Till date, no effective treatment is available for OHSS that would not show negative effects on pregnancy, as well as prevent the reproductive losses. Ovarian hyperstimulation syndrome enforces a psychological, heavy physical, and economic burden on the patients as a result of hospitalization, fear of infertility, and miscarriage. Thus, there is a need for pharmacotherapy that can prevent OHSS.14

Recent studies have reported that vascular endothelial growth factor (VEGF) is the major molecule responsible for increased vascular permeability, and VEGF receptor type II (VEGF R2) exists in ovarian tissue, namely in granulosa cells and corpus luteum.3 The production of VEGF in ovarian follicles increases during the stimulation period and results in a rapid increase in vascular permeability upon binding to type II VEGF receptors.15 With the better understanding of pathophysiology and an important role of VEGF in OHSS, the use of selective dopamine receptor agonists on D2 receptors (e.g., cabergoline) has been suggested.3 Cabergoline decreases the risk of development and progression of OHSS due to its ability to bind with VEGF R2 and thus blocks the interaction of VEGF with VEGF R2. The blockage of VEGF shows a reduction in vascular permeability, which helps to eliminate the trigger level in the pathogenesis of clinical manifestations of OHSS.16

Different studies have evaluated the effect of cabergoline in the prevention and reduction of incidence of OHSS using different doses and regimens.17 However, there is a paucity of data available from India. The pre­sent study aimed to assess the efficacy of cabergoline as a preventive measure for OHSS in high-risk polycystic ovarian syndrome patients.

MATERIALS AND METHODS

Study Design

The present study was a double-blinded, prospective, randomized, and placebo-controlled trial. It was conducted at Craft Hospital and Research Center, a tertiary care hospital in Kerala, India. The study was conducted in accordance with the newly revised Consolidated Standards of Reporting Trials (CONSORT 2010) statement.18 The Institutional Ethical Committee of Craft Hospital approved the study. All participants were counselled in detail about the course of the study and a written informed consent was obtained from all the participants prior to the study.

Study Characteristics

Women undergoing in vitro fertilization/intracytoplasmic sperm injection (IVF/ICSI) procedure using a long gonadotropin-releasing hormone (GnRH) agonist protocol with high risk for OHSS were included in the study. A patient with ≥13 follicles of ≥11 mm on the day of hCG trigger was considered to be at high risk for OHSS as it was shown to have 85.5% sensitivity and 69% specificity for prediction of severe OHSS.19 Patients having baseline follicle-stimulating hormone (FSH) <12 IU/L, body mass index (BMI) of >18 and <30 kg/m2, presence of bilateral ovaries and absence of uterine abnormalities like fibroids, adenomyosis, and mullerian anomalies were included in the study. Patients who would have less than 15 oocytes retrieved were decided to be excluded from the study to have a proper representation of high-risk group. The study population was randomized into two parallel groups: Cabergoline group and placebo control group using the computer-generated model by an independent doctor who was not involved in the study. All the patients were followed up for 10 days from the recruitment (Flow Chart 1).

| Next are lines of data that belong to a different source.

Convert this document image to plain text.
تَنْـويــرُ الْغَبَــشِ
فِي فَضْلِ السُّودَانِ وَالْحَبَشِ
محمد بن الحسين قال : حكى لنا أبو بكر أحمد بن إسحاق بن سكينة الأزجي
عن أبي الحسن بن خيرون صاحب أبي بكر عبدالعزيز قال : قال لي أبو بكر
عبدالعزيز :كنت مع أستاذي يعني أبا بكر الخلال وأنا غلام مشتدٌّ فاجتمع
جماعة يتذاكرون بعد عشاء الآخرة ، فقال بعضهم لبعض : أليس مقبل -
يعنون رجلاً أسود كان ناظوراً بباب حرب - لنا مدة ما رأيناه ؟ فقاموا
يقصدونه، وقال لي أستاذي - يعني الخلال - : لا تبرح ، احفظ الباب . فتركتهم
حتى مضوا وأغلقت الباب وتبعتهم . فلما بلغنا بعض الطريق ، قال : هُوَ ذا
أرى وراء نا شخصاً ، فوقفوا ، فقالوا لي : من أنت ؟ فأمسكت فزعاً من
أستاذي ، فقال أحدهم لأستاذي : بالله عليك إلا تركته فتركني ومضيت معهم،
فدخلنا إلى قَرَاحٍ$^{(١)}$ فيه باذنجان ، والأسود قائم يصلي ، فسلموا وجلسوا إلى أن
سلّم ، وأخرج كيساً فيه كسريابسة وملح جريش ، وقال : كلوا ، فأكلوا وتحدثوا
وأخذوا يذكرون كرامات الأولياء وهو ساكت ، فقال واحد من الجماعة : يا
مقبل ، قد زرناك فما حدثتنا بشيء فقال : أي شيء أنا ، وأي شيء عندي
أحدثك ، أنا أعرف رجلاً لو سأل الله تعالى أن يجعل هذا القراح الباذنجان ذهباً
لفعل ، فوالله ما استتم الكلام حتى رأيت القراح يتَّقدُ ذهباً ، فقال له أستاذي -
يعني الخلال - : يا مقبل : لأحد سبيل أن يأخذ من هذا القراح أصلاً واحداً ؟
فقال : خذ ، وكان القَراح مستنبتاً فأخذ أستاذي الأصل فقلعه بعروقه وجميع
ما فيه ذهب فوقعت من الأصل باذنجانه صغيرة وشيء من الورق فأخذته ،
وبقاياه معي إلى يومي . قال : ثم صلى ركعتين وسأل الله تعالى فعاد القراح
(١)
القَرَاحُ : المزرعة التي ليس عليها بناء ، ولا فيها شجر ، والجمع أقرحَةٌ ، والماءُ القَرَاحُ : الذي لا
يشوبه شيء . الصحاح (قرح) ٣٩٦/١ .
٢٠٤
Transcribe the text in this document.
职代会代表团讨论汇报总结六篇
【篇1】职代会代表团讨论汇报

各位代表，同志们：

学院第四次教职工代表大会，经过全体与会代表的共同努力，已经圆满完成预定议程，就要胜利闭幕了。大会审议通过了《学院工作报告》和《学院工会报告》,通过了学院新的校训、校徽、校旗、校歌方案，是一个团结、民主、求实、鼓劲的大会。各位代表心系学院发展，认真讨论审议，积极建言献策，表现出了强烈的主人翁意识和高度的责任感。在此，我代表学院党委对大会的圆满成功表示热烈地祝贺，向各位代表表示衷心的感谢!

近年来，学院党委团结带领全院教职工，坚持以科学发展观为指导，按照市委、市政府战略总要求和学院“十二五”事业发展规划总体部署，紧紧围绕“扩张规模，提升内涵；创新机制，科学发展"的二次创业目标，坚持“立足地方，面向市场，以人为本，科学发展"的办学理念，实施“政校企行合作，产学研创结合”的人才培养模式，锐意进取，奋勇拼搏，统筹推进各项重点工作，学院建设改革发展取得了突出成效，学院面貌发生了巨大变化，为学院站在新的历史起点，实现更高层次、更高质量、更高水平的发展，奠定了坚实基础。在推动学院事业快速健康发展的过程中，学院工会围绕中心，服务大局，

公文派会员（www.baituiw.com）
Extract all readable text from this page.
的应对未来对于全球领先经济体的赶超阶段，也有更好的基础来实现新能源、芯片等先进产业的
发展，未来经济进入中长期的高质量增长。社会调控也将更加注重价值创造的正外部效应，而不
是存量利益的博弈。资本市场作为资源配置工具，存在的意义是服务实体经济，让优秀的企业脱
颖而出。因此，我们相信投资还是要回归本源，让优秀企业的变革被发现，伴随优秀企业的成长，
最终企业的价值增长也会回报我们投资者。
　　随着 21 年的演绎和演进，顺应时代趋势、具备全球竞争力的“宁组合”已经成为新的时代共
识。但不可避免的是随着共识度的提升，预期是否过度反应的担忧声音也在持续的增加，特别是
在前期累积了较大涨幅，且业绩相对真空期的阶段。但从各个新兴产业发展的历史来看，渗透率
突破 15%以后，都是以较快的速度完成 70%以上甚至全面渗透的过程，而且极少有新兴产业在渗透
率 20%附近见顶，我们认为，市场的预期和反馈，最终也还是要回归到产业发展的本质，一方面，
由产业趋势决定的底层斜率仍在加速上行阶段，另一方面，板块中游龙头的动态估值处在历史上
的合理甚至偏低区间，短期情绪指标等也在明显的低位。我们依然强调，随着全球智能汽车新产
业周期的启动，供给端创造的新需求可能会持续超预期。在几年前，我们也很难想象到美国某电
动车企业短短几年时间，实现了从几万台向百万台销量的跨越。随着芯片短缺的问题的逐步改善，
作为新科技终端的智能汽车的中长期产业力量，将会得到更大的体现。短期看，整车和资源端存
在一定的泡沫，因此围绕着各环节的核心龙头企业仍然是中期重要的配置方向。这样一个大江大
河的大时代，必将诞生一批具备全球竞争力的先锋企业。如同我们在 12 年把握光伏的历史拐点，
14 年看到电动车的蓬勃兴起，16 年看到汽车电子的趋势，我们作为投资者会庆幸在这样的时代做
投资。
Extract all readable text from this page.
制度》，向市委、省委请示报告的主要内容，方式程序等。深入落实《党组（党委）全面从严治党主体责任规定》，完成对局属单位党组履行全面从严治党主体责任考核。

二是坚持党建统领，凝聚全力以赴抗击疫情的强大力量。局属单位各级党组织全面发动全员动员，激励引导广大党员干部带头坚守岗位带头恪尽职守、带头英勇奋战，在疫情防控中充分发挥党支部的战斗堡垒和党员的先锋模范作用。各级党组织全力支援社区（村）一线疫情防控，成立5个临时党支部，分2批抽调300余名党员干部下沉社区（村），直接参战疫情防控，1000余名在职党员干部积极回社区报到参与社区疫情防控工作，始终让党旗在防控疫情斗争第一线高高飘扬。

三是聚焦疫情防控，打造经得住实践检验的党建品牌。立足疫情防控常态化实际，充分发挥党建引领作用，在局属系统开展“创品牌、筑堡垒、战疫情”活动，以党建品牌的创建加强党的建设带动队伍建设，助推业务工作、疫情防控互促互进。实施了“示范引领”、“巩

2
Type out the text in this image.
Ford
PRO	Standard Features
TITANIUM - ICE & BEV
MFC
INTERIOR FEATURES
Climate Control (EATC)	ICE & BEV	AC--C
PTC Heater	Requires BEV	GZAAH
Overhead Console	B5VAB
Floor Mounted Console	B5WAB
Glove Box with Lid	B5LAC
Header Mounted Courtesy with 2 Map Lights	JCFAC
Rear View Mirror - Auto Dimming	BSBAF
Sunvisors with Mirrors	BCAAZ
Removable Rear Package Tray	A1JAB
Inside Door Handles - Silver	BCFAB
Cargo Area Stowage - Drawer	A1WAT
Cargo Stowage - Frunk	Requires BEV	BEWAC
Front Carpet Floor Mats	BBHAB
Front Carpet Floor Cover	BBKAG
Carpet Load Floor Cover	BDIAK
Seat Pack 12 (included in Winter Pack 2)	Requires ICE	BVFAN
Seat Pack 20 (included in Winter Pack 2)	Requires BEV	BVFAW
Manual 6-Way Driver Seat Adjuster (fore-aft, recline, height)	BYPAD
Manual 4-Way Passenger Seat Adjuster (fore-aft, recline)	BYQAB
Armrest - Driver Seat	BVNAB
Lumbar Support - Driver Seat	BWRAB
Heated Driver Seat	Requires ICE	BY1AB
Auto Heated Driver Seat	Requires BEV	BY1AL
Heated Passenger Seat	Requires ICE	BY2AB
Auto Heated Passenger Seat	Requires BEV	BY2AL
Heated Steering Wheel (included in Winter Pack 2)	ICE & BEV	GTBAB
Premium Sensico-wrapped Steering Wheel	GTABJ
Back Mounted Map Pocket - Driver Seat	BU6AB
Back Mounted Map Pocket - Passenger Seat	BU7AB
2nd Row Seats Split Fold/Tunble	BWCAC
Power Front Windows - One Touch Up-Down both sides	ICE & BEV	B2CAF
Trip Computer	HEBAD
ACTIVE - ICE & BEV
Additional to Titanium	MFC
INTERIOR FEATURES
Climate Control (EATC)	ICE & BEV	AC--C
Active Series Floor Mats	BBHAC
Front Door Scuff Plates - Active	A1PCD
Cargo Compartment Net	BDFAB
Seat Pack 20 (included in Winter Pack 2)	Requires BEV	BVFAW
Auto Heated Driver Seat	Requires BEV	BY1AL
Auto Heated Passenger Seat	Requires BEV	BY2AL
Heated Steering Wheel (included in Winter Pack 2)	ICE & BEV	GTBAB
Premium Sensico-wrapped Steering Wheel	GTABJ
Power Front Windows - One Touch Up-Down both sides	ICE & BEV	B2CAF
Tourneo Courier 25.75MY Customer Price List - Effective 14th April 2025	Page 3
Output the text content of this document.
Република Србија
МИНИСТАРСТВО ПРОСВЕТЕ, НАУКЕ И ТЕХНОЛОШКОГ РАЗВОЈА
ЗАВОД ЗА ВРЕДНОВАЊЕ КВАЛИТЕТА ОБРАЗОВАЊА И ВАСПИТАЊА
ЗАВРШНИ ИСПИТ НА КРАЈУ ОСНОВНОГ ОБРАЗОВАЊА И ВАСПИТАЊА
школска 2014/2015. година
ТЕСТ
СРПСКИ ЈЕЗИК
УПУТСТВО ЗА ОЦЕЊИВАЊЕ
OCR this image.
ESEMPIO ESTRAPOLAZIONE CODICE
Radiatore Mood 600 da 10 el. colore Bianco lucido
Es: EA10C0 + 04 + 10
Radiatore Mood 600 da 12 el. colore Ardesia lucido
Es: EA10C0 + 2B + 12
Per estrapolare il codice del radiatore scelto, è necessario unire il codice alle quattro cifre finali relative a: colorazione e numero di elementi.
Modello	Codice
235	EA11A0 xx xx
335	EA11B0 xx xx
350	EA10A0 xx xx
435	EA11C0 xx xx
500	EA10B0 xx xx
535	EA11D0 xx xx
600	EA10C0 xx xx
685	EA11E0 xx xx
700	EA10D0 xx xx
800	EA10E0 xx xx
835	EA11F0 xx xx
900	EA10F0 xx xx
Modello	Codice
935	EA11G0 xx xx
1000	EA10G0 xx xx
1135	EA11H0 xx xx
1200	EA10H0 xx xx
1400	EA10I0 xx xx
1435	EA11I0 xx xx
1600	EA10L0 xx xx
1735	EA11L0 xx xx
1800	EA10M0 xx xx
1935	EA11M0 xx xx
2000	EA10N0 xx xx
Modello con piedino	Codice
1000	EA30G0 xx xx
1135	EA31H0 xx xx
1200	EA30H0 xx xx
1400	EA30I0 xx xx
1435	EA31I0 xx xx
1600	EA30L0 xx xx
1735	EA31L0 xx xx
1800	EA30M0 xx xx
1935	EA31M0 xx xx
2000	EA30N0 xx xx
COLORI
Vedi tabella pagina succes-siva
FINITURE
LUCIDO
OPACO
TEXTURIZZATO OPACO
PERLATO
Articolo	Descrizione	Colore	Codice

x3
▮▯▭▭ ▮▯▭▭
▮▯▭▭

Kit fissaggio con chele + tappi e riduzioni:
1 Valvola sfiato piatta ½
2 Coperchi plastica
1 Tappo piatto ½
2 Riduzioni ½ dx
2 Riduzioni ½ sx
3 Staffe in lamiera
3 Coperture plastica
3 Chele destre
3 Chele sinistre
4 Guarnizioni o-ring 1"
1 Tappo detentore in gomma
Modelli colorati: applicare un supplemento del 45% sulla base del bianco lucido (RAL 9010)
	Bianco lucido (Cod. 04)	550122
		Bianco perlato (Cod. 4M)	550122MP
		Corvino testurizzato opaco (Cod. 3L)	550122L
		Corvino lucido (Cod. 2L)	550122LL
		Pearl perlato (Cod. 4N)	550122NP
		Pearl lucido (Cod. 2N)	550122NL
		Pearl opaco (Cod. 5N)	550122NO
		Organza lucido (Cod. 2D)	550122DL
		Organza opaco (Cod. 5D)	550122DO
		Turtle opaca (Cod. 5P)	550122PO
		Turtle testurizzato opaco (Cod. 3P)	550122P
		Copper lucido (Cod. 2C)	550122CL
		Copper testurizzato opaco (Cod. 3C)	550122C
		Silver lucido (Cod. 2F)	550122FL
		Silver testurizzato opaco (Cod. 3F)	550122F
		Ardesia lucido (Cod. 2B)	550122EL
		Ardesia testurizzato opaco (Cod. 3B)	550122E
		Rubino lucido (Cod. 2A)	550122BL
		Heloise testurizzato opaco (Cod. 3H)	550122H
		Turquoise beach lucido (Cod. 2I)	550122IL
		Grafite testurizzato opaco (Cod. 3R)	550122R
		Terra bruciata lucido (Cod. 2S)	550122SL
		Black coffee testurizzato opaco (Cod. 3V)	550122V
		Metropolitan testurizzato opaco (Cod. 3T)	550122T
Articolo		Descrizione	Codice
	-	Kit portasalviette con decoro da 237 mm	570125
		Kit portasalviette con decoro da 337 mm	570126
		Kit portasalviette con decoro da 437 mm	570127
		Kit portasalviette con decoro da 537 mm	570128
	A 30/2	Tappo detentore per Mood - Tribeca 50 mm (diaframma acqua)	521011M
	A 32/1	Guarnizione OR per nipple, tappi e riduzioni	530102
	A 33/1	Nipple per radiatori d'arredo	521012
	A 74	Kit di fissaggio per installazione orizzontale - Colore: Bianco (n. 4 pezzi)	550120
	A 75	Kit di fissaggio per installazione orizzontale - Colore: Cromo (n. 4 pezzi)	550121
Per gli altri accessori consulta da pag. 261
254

Protocol for Controlled Ovarian Stimulation

In the present study, dual suppression protocol was used for all the patients. The combined oral contraceptive pill containing 30 µg of ethinylestradiol and 150 mg of desogestrel was started from day 3 of previous periods for 21 days. This was followed by downregulation with 0.25 mg daily subcutaneous administration of GnRH agonist (Buserelin acetate, BUSARLIN®, Intas, India), starting from day 18 to day 21 of the menstrual cycle and was maintained until the day before hCG administration. Ovarian stimulation started after confirmation of pituitary downregulation by both serum estradiol levels <50 pg/mL and the absence of ovarian follicles >10 mm in diameter on transvaginal ultrasound. After the confirmation of pituitary downregulation, dose of buserelin was reduced to 0.1 mg daily. For ovarian stimulation initial daily doses of 150 IU to 225 IU recombinant human FSH (Gonal-F®, Merck Serono, India) was used, which was determined based on taking the following parameters into account: Age, BMI, serum FSH on day 2 or day 3 of the menstrual cycle, and number of antral follicles on day 2 or 3 of the menstrual cycle after pituitary downregulation.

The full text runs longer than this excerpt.